Book Review: Red Witch

I wrote a book review for Cornish Story recently. You can view the website here (psst.. we are always looking for new submissions!) so I thought I would share here.

Mostly because I am so looking forward to meeting Anna McKerrow again (the author) at the Porthleven Lit Fest next month, but also because I forgot to post this when I actually wrote it.

Red Witch by Anna McKerrow

Last year, Anna McKerrow released her debut novel Crow Moon which tells the story of the wayward sixteen year old Danny Prentice, a witch, who cares more about chasing girls than being loyal to his magical covenstead. The exciting debut saw Danny thwarting his own demons and gradually learning to accept responsibility to protect his homeland known throughout the series as Greenworld.

Now, with the release of McKerrow’s second book, Red Witch, readers get to hear the story of Demelza Hawthorne, who flees Cornwall at the end of the last book in search of refuge and tranquility after discovering that the boy she loves has died on the fields of battle.

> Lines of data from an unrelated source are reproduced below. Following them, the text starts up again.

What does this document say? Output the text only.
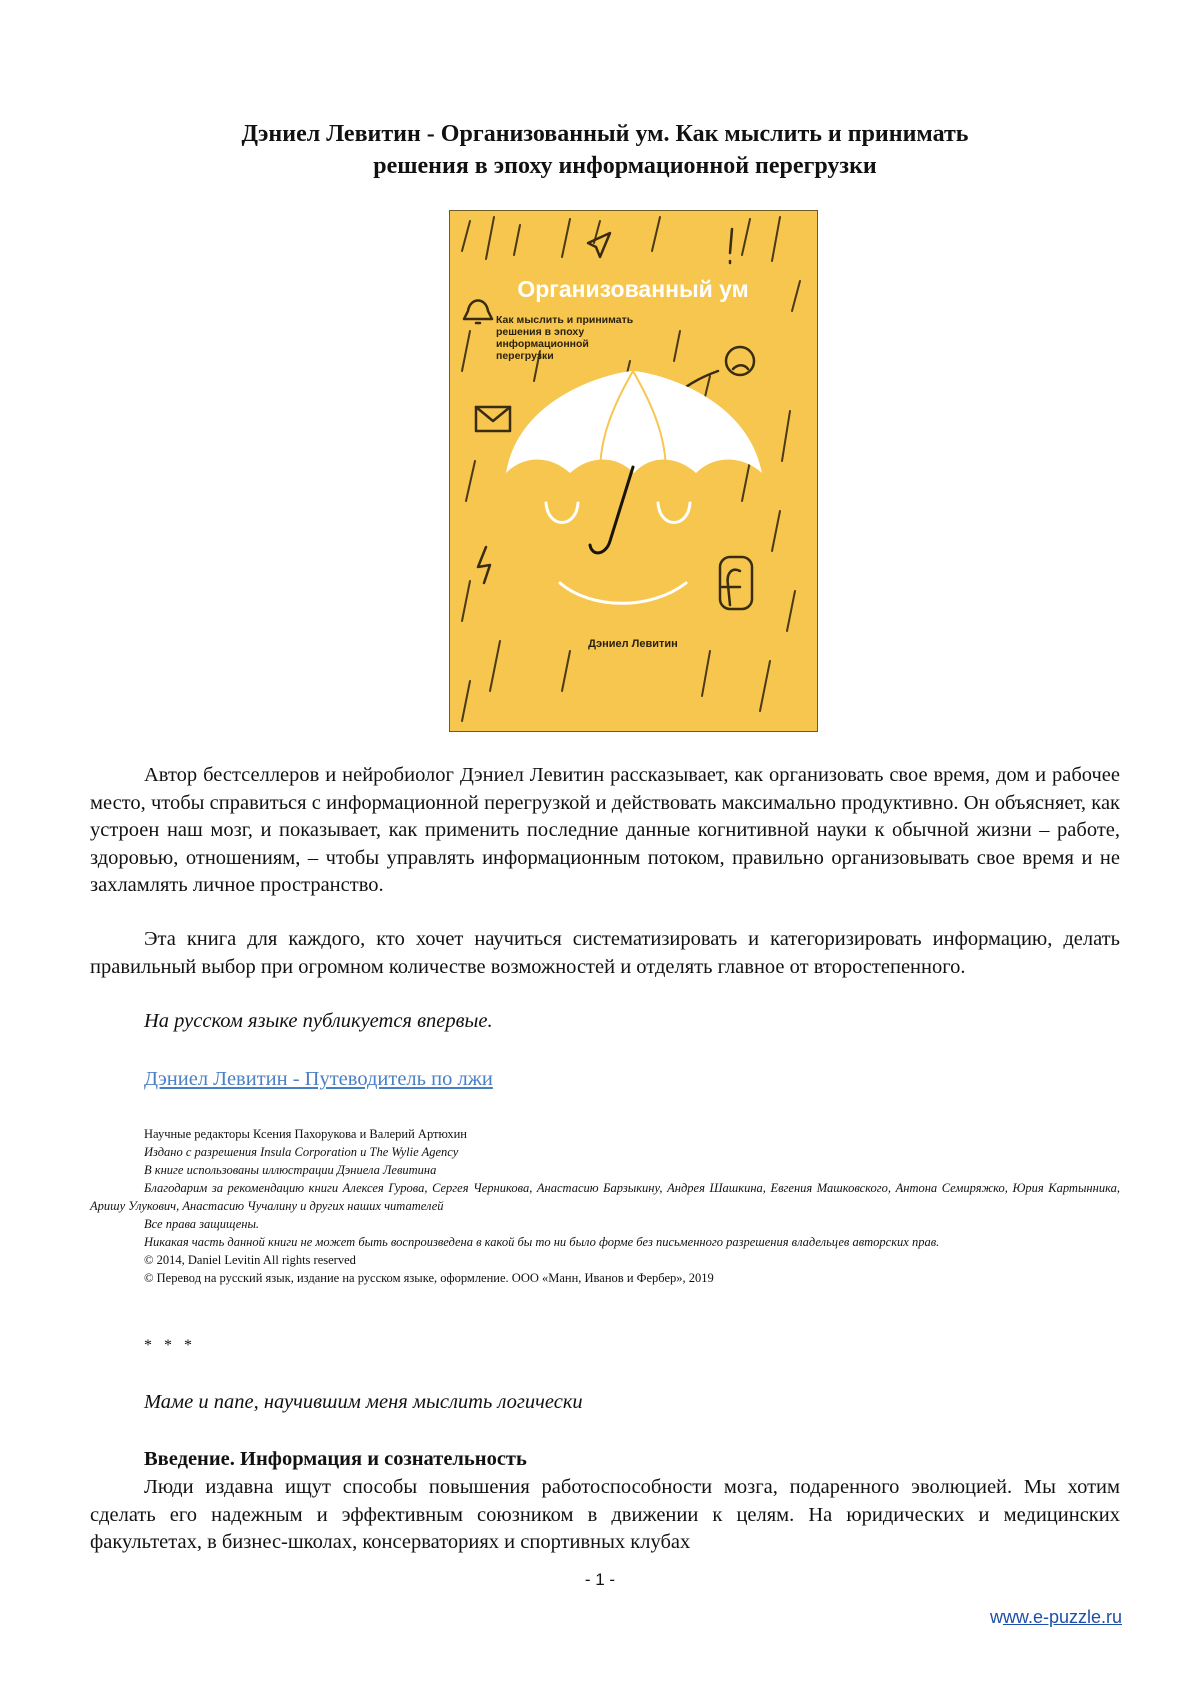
Дэниел Левитин - Организованный ум. Как мыслить и принимать
решения в эпоху информационной перегрузки
Организованный ум
Как мыслить и принимать
решения в эпоху
информационной
перегрузки
Дэниел Левитин
Автор бестселлеров и нейробиолог Дэниел Левитин рассказывает, как организовать свое время, дом и рабочее место, чтобы справиться с информационной перегрузкой и действовать максимально продуктивно. Он объясняет, как устроен наш мозг, и показывает, как применить последние данные когнитивной науки к обычной жизни – работе, здоровью, отношениям, – чтобы управлять информационным потоком, правильно организовывать свое время и не захламлять личное пространство.
Эта книга для каждого, кто хочет научиться систематизировать и категоризировать информацию, делать правильный выбор при огромном количестве возможностей и отделять главное от второстепенного.
На русском языке публикуется впервые.
Дэниел Левитин - Путеводитель по лжи
Научные редакторы Ксения Пахорукова и Валерий Артюхин
Издано с разрешения Insula Corporation и The Wylie Agency
В книге использованы иллюстрации Дэниела Левитина
Благодарим за рекомендацию книги Алексея Гурова, Сергея Черникова, Анастасию Барзыкину, Андрея Шашкина, Евгения Машковского, Антона Семиряжко, Юрия Картынника, Аришу Улукович, Анастасию Чучалину и других наших читателей
Все права защищены.
Никакая часть данной книги не может быть воспроизведена в какой бы то ни было форме без письменного разрешения владельцев авторских прав.
© 2014, Daniel Levitin All rights reserved
© Перевод на русский язык, издание на русском языке, оформление. ООО «Манн, Иванов и Фербер», 2019
* * *
Маме и папе, научившим меня мыслить логически
Введение. Информация и сознательность
Люди издавна ищут способы повышения работоспособности мозга, подаренного эволюцией. Мы хотим сделать его надежным и эффективным союзником в движении к целям. На юридических и медицинских факультетах, в бизнес-школах, консерваториях и спортивных клубах
- 1 -
www.e-puzzle.ru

The Young Adult author came to Cornwall last year on the release of Crow Moon and chatted to visitors in Waterstones, where she held a book signing with other writers. Though she lives in London, the author has a deep love for Cornwall and its unrelenting mysticism. These factors alone give the author an abundance of stories focusing on paganism, magic and witch stories which she focuses on throughout her books.

Although the first book is initially set in Cornwall, the narrative of the second book takes place in Glastonbury, somewhere which has close links to pagan rituals and magic,  an echo of the Cornish landscape. For protagonist Demelza, a life on the run constitutes leaving Cornwall, escaping Greenworld and crossing over into the Redworld, a landscape similar to ours which McKerrow describes as ‘a crime and corruption-riddled Britain’.

Set in 2046, the Redworld is a land where fossil fuels are running out and political unrest is at large with the working class and the poor. For Demelza, her journey is a cathartic one and one that leads her towards Bran, a handsome and intriguing individual whose attraction is undeniable.

The pair embark upon a dangerous romance, meandering through the different avenues and pathways that the Redworld has to offer to a young witch escaping heartbreak. However, as the story unfolds, she begins to question whether she can really trust this handsome Bran, and has to face the possibility that she might not belong there after all.

At the end of the novel, the inclusion of the traditional Cornish folk song,The White Rose, shows a certain sensitivity and gratifying nod towards Cornish culture while simultaneously keeping it well within the theme of the Celtic, witches, spirituality and the dazzling realm of Greenworld.

The book is an exhilarating sequel to the first, a book which is full of passion, adventure and, above all, forces of magic! Read this book and you will fall in love with the story, the characters and the dire struggle for a Greener way of living as opposed to the harsh, chemical Redworld. It is a book not only for teenagers but, as stated on the back of the book by Irish author Louise O’Neill, ‘a terrifying cautionary tale for our times’.

Alongside working on arts projects for the famous reading charity Book Trust, Anna McKerrow is currently writing the final book of the Crow Moon trilogy, which will be published in March 2017.

Red Witch was released on the 10th March 2016.